En effet, comme l’affirme un intellectuel pro-Kiev dans une interview :
« Je crois que le nouveau président va adopter une approche plus
agressive contre les terroristes que celle que le gouvernement actuel
est capable d’avoir. Un président élu en aura l’autorité nécessaire » [1].
Ce n’est pas un hasard si dès le lendemain de l’élection de Porochenko
et avant même que celui-ci assume ses fonctions, l’Armée ukrainienne a
intensifié ses attaques contre les pro-russes, notamment à Donetsk où il
y a eu plus de 40 morts lors des affrontements à proximité de
l’aéroport de la ville.
Poutine et son gouvernement sont conscients du fait
que ce n’est pas la même chose de négocier avec un gouvernement légitimé
par des élections, et soutenu par l’impérialisme, que de le faire avec
un gouvernement plus faible. C’est pour cela que les déclarations du
ministre des affaires étrangères russes, Sergueï Lavrov, condamnant
l’intensification des opérations de l’arméeukrainienne, prennent l’air
d’un avertissement : « Si le calcul est (...) d’écraser la résistance
dans le Sud-Est avant l’entrée en fonction de Petro Porochenko pour
pouvoir aller dans le Donbass en vainqueur, cela ne créera sans doute
pas de bonnes conditions pour un accueil hospitalier dans la région de
Donetsk ».
Cette situation cependant ne préjuge pas du succès de
Porochenko et ses alliés. Il doit faire face à beaucoup de défis et
surtout appliquer de dures attaques contre les masses. En ce sens, rien
ne peut garantir que son image ne sera pas elle-même dégradée très
rapidement. En effet, même si à la différence d’autres personnages
politiques comme Ioulia Timoshenko et les représentants de l’opposition
libérale qui ont participé de Maïdan, Porochenko était plus
discret, il a déjà exercé des responsabilités au plus haut niveau de
l’Etat. Et cela d’un côté comme de l’autre : sous la présidence de
Viktor Iouchtchenko, après la « révolution Orange », il a été
responsable des affaires étrangères, puis sous celle de Viktor
Ianoukovitch il a été à la tête du ministère du développement
économique. A tout cela il faut ajouter que « Petro Porochenko, le
« roi du chocolat », personnifie des traits typiques de la politique
ukrainienne, où les intérêts publics et privés sont indissociables. Le
nouveau président fait partie de la caste des oligarques, ce petit
groupe de milliardaires qui utilisent leurs relais politiques et
médiatiques pour accroître leur puissance.
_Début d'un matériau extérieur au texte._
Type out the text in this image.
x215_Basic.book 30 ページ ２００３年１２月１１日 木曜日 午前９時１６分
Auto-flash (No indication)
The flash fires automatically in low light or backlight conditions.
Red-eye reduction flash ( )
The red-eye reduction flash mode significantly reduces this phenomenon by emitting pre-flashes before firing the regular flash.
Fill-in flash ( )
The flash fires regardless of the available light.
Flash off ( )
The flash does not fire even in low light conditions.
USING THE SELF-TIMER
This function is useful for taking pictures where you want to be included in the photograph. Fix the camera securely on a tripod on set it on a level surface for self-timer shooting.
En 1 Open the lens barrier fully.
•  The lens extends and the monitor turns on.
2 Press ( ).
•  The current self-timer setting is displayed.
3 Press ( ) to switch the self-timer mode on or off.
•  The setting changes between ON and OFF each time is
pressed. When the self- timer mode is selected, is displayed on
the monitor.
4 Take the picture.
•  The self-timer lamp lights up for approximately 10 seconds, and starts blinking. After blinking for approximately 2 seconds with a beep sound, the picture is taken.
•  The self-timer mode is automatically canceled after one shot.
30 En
Difficile, dès lors, de
l’imaginer en nettoyeur des mœurs dissolues des élites et de la
corruption » [2].
Un tournant dans l’attitude de la Russie ?
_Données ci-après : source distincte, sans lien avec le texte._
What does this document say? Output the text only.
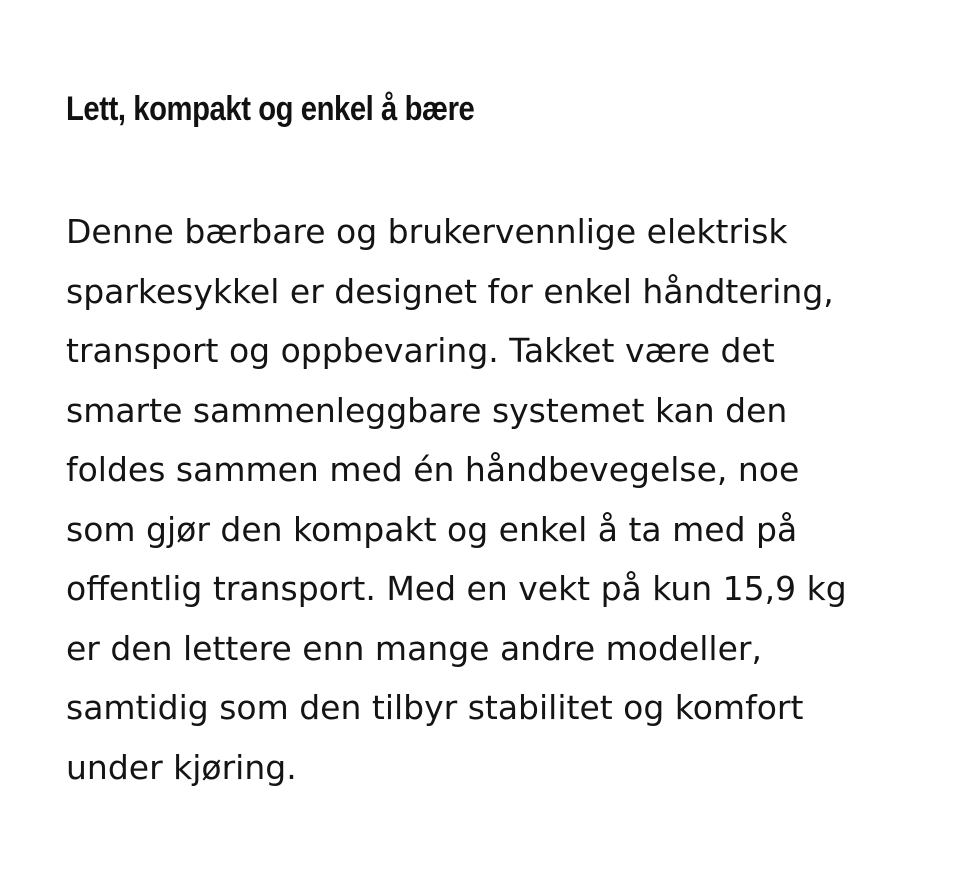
Lett, kompakt og enkel å bære

Denne bærbare og brukervennlige elektrisk
sparkesykkel er designet for enkel håndtering,
transport og oppbevaring. Takket være det
smarte sammenleggbare systemet kan den
foldes sammen med én håndbevegelse, noe
som gjør den kompakt og enkel å ta med på
offentlig transport. Med en vekt på kun 15,9 kg
er den lettere enn mange andre modeller,
samtidig som den tilbyr stabilitet og komfort
under kjøring.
Depuis la chute de Viktor Ianoukovitch l’attitude de
Poutine a été d’attiser tous les mouvements susceptibles de déstabiliser
l’Ukraine, notamment dans le Sud-est du pays.
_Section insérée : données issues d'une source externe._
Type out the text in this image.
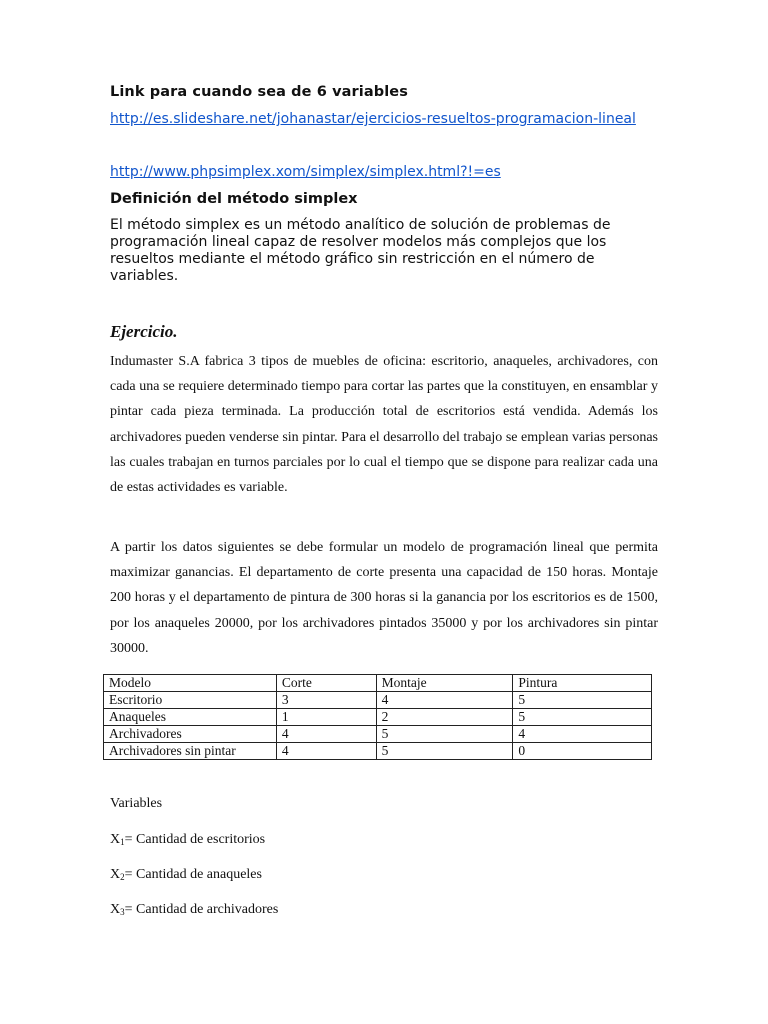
Link para cuando sea de 6 variables
http://es.slideshare.net/johanastar/ejercicios-resueltos-programacion-lineal
http://www.phpsimplex.xom/simplex/simplex.html?!=es
Definición del método simplex

El método simplex es un método analítico de solución de problemas de programación lineal capaz de resolver modelos más complejos que los resueltos mediante el método gráfico sin restricción en el número de variables.

Ejercicio.

Indumaster S.A fabrica 3 tipos de muebles de oficina: escritorio, anaqueles, archivadores, con cada una se requiere determinado tiempo para cortar las partes que la constituyen, en ensamblar y pintar cada pieza terminada. La producción total de escritorios está vendida. Además los archivadores pueden venderse sin pintar. Para el desarrollo del trabajo se emplean varias personas las cuales trabajan en turnos parciales por lo cual el tiempo que se dispone para realizar cada una de estas actividades es variable.

A partir los datos siguientes se debe formular un modelo de programación lineal que permita maximizar ganancias. El departamento de corte presenta una capacidad de 150 horas. Montaje 200 horas y el departamento de pintura de 300 horas si la ganancia por los escritorios es de 1500, por los anaqueles 20000, por los archivadores pintados 35000 y por los archivadores sin pintar 30000.

Modelo	Corte	Montaje	Pintura
Escritorio	3	4	5
Anaqueles	1	2	5
Archivadores	4	5	4
Archivadores sin pintar	4	5	0

Variables

$X_1=$ Cantidad de escritorios

$X_2=$ Cantidad de anaqueles

$X_3=$ Cantidad de archivadores
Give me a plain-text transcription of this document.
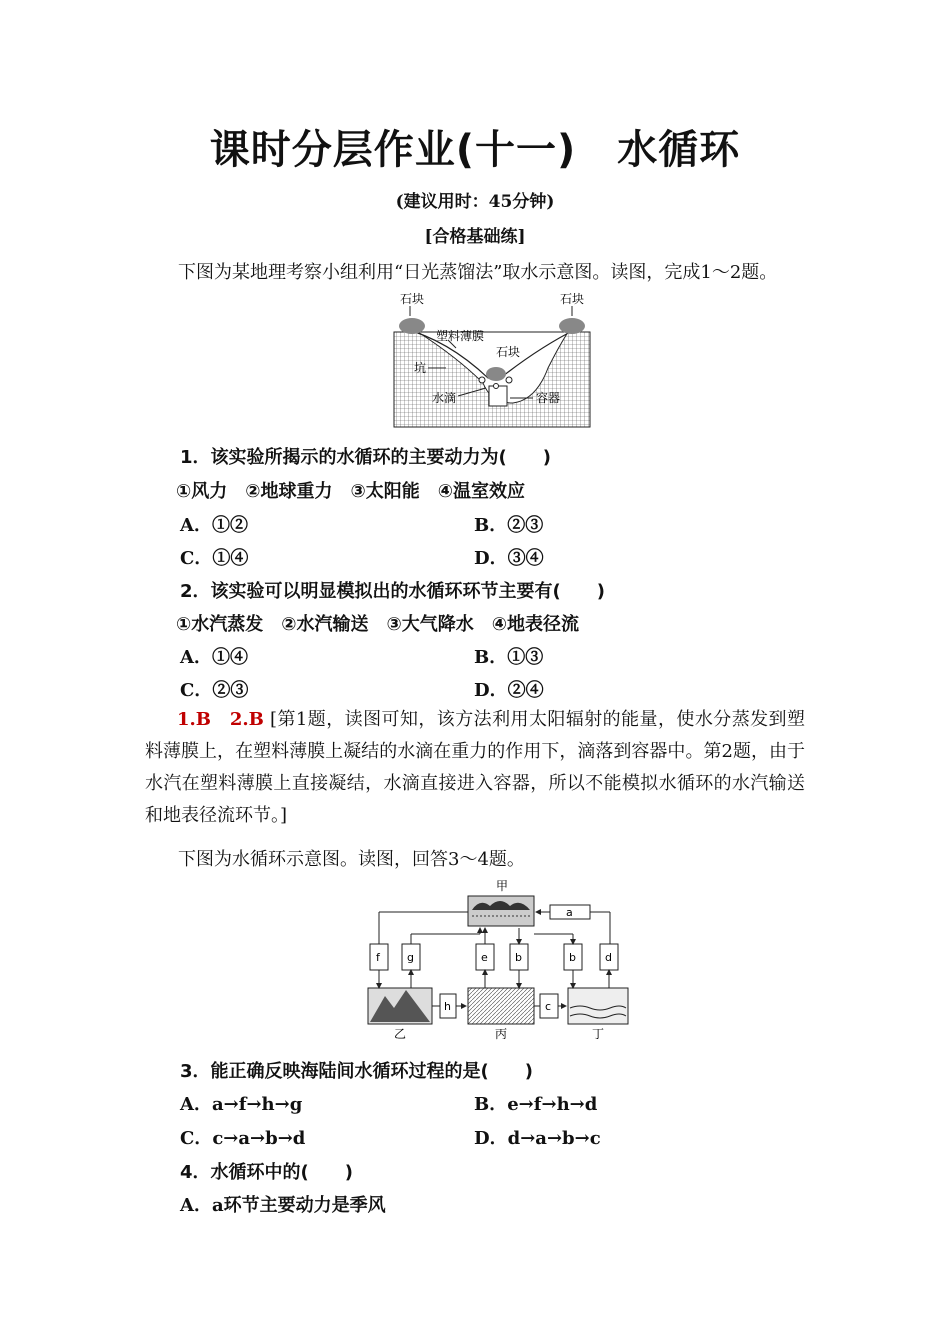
课时分层作业(十一)　水循环
(建议用时：45分钟)
[合格基础练]
下图为某地理考察小组利用“日光蒸馏法”取水示意图。读图，完成1～2题。
石块	石块
塑料薄膜
石块
坑
水滴	容器
1．该实验所揭示的水循环的主要动力为(　　)
①风力　②地球重力　③太阳能　④温室效应
A．①②	B．②③
C．①④	D．③④
2．该实验可以明显模拟出的水循环环节主要有(　　)
①水汽蒸发　②水汽输送　③大气降水　④地表径流
A．①④	B．①③
C．②③	D．②④
1.B　2.B [第1题，读图可知，该方法利用太阳辐射的能量，使水分蒸发到塑料薄膜上，在塑料薄膜上凝结的水滴在重力的作用下，滴落到容器中。第2题，由于水汽在塑料薄膜上直接凝结，水滴直接进入容器，所以不能模拟水循环的水汽输送和地表径流环节。]
下图为水循环示意图。读图，回答3～4题。
甲
a
f g	e b	b	d
h	c
乙	丙	丁
3．能正确反映海陆间水循环过程的是(　　)
A．a→f→h→g	B．e→f→h→d
C．c→a→b→d	D．d→a→b→c
4．水循环中的(　　)
A．a环节主要动力是季风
L’un de ses objectifs était justement d’empêcher la tenue des élections
du 25 mai dans des conditions qui ne lui soient pas favorables. La
formation de groupes armées « séparatistespro-russes » et, après
l’annexion de la Crimée, l’annonce de l’organisation de référendums dans
l’Est ukrainien semblaient indiquer une tendance à la « balkanisation de l’Ukraine », une perspective que l’on ne peut pas encore exclure.
Or, alors que le 11 mai se sont tenus des référendums
sur le statut des régions de Donetsk et de Lougansk, le gouvernement
russe en a surpris plus d’un en demandant aux « séparatistes », quelques
jours avant la tenue de ces échéances électorales, de suspendre la
votation. Même si finalement les référendums ont eu lieu, cela a permis à
Poutine d’apparaitre comme un « dirigeant responsable » cherchant à
faire baisser les tensions dans la région. On peut imaginer que derrière
ces déclarations se cachait aussi la volonté d’essayer de ne pas perdre
le contrôle de la situation à l’Est qui devenait très explosive.
L’attitude de la Russie vis-à-vis des élections
présidentielles du 25 mai a aussi connu une certaine modification. Alors
qu’à un moment Poutine les considérait comme complètement illégitimes
étant donné le contexte d’agitation sociale, les déclarations de S.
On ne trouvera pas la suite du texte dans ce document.